Good look I hope it goes well for you, to bad its not like what Hackleman did at "the pit" and took out all the Kata's then again he pretty much just turned it into kickboxing but good luck for sure keep us up to date

----------


## sonar1234

> Good look I hope it goes well for you, to bad its not like what Hackleman did at "the pit" and took out all the Kata's then again he pretty much just turned it into kickboxing but good luck for sure keep us up to date


It is to bad but still they are not the main focus and thats what i like, you dont have to learn 3 to pass a damn belt.

----------


## Bench Machine

He said Kenpo not Kempo they are a little different.

----------


## Panzerfaust

Don't forget to drill the inafamous "eye poke" technique.  :LOL:

----------


## Bench Machine

Or the great  :0piss:  TIGER CLAW CRANE DOUBLE FRONT SWEEPING KICK. :Aajack:

----------


## Hunter

> He said Kenpo not Kempo they are a little different.
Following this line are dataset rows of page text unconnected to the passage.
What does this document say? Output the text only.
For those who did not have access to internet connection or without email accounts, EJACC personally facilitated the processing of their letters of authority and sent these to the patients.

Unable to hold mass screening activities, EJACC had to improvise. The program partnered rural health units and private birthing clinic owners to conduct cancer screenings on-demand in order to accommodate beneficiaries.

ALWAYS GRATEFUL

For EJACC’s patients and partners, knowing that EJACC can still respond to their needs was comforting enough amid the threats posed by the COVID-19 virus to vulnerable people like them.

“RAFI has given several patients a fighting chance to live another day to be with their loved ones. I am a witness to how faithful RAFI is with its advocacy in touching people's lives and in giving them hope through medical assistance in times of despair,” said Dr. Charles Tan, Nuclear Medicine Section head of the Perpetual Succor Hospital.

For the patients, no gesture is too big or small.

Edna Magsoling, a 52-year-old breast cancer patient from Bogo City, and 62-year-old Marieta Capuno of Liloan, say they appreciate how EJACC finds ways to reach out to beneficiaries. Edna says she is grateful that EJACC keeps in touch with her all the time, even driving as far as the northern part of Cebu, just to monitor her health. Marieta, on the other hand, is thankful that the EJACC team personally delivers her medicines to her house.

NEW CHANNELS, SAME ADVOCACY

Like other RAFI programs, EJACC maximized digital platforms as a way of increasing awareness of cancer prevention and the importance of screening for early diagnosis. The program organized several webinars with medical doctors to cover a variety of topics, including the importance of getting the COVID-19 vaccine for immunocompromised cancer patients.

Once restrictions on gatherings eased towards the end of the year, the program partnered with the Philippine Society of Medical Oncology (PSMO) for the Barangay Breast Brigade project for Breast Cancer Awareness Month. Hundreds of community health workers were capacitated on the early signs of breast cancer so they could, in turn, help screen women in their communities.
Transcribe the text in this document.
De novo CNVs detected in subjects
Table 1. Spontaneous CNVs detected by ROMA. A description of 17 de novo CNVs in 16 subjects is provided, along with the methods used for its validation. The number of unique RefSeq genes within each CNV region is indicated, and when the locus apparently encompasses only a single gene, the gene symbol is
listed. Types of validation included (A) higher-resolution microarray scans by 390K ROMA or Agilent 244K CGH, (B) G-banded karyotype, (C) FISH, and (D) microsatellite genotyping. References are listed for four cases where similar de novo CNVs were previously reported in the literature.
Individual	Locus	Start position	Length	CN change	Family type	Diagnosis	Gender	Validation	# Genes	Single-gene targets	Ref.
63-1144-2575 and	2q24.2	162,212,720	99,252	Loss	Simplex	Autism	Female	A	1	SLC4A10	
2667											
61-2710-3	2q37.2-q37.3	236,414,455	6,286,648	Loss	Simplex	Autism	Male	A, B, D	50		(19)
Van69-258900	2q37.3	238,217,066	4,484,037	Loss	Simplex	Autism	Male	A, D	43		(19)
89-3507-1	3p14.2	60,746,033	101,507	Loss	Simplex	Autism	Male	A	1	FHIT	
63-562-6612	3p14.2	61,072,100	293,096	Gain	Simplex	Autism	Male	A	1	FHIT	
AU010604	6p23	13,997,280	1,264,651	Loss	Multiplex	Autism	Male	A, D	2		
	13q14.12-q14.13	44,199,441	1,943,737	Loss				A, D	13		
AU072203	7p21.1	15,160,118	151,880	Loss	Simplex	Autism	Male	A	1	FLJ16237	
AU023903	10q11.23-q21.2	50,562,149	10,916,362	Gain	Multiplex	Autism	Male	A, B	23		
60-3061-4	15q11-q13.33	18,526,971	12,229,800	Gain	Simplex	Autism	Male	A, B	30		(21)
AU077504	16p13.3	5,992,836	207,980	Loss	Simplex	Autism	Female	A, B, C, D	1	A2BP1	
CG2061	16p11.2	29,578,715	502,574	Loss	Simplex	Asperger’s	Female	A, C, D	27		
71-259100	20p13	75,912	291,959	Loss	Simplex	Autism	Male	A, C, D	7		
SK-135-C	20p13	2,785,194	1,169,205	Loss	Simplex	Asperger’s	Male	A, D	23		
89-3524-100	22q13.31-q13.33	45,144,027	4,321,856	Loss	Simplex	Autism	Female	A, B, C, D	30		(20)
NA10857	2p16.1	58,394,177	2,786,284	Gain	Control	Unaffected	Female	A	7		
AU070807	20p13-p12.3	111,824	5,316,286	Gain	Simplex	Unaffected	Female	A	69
John Hacklemen in an interview said they are the same thing different spellings.

----------


## sonar1234

I got sme great news the center is moving to a bigger place, i went back to the school last night and it was closed but there was this big annoucement in the window, center will have Kenpo karate, Jiu jitsu, tae chi, tae bo and kickboxing.

Move will be all done May 1.

----------


## Oki-Des

I love Kenpo. I am a black belt in Awase Kenpo Karate Do.

----------


## sonar1234

> I love Kenpo. I am a black belt in Awase Kenpo Karate Do.


Doing some research i am quit amazed at how complete this karate is compared to other styles.

----------


## Rye_guy

I agree, I quite liked Kenpo, I studied here on the island... started young in Shotokan and advanced... but Kenpo wasnt like any "traditional" matrial arts... Kenpo is totally direct, ends the scenario fast.

----------